- In 1788 Robert Fair of Ballyjennings, parish of Kilmainemore, county Mayo, was leasing lands from a number of landlords including the farm of Toocananagh, near the village of Bohola, barony of Gallen, from Denis Daly; Ballyjennings and adjacent lands from Christopher Bowen of Hollymount and Ellistronbeg or Fortville from the Brownes of Glencorrib. He also had a share in a lease of the lands of Island, parish of Bekan, barony of Costello, from Francis Knox of Rappa. By 1809 he was able to buy the lands of Creggagh near Foxford from James Daly of Dunsandle, county Galway. It is likely that the Elizabeth Fair, who married Thomas Ruttledge of Bloomfield and Bushfield, was his sister. Two of his sons, John of Creggagh and Robert of Bushfield, married daughters of David Ruttledge of Tawnaghmore, parish of Kilbelfad, barony of Tirawley. Robert died in 1837 and left all his freehold property to his third son, Thomas of Fortville and later of Millmount, county Galway. His second son, Robert Fair of Carravilla and Bushfield, prospered and by the time of Griffith's Valuation had land in the parishes of Kilcommon, Kilmainemore and Robeen, barony of Kilmaine, Crossboyne and Mayo, barony of Clanmorris, county Mayo and barony of Ross, county Galway. He purchased in the Encumbered Estates' Court, parts of the estates of the Dillon-Brownes of Glencorrib, Marquess of Sligo, Henry Martin Blake of The Heath and Lord Oranmore and Browne. He had an only daughter, Jane, who married Thomas Ruttledge of Bloomfield. In 1876 Mrs Ruttledge Fair owned 2765 acres in county Mayo and 2799 acres in county Galway. Most of the Fair's estate was vested in the Congested Districts' Board on 29 May 1913.

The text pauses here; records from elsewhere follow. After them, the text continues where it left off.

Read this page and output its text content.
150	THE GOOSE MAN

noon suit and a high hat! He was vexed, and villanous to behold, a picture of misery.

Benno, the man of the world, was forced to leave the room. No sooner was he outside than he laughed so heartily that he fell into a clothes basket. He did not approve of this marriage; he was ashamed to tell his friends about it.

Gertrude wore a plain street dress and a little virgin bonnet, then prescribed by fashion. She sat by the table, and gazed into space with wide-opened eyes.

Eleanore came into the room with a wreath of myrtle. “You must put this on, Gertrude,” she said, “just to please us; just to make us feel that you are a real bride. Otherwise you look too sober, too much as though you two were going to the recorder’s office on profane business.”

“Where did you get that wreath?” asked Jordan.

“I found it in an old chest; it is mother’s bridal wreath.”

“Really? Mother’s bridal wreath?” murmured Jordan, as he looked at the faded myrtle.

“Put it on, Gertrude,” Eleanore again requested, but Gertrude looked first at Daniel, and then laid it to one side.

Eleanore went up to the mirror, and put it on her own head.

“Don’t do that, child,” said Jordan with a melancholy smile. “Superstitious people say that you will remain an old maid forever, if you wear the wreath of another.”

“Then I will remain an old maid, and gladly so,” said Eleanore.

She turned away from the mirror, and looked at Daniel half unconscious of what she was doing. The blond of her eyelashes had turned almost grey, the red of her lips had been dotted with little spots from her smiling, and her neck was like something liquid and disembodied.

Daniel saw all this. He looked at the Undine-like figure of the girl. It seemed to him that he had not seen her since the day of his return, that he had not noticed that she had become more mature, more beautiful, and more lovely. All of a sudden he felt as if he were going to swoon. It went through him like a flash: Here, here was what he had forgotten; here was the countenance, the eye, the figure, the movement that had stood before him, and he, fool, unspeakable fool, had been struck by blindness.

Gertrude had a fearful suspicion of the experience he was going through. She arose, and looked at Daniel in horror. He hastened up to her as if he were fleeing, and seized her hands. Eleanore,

- At the time of Griffith's Valuation Anthony Coyne/Kyne held a large acreage of rough land in the barony of Ross from the Provost and Fellows of Trinity College, Dublin and had a house valued at £4 in Rusheen East. He also held a small estate from Colonel Charles Knox in the parishes of Kilmainemore and Kilmainebeg, barony of Kilmaine, county Mayo, from the mid 19th century. He appears to have replaced Thomas Fair at Fortville and in 1876 he owned 518 acres in county Mayo. A Thomas J. Kyne sold 183 acres in county Mayo to the Congested Districts' Board on 27 Jan 1913. Anthony Kyne is buried in Rosshill cemetery in Clonbur.
Trinity College, Dublin, Provost and Fellows (Connacht)
- In 1837 Samuel Lewis recorded that at the time of the dissolution of the monasteries Queen Elizabeth I granted part of the possessions of the Abbey of Cong to the Provost and Fellows of Trinity College, Dublin, which was established in 1592. On 7 May 1669 Reverend Thomas Steele, Provost, was granted 5,447 acres in the baronies of Ross and Ballynahinch, county Galway, estimated to produce an income of £300 per annum. Parts of the estate covered the region stretching from Cong to the coast at Leenane and included at least 16 townlands in the parishes of Cong and Ross, barony of Ross, county Galway. At the time of Griffith's Valuation the different townlands were let to head tenants such as William Booth, Sir Ralph Sadlier, the Lynchs of Petersburg, Courtney Kenny of Ballinrobe, Robert Fair of Bushfield, Michael Higgins, Anthony Coyne and Peter King. The Provost and Fellows of Trinity College, Dublin, also held a number of townlands in the parish of Omey, barony of Ballynahinch, county Galway, which were let to Redmond Joyce and other Joyces at the time of Griffith's Valuation. The amount of the acreage belonging to the Provost and Fellows was not given in the Landowners' return published in 1876 and Hussey de Burgh states that a correct return had not been received before the publication of his book in 1878. The Return of Proprietors, also published in 1876, however, states that the estate amounted to over 7000 acres in county Galway. In the introductory chapter to his book on the Trinity College estates Robert MacCarthy distinguishes between the Provost's estates and the College's estates. He writes that a large quantity of estate papers removed from the stables of the Provost's house were destroyed in the 1950s.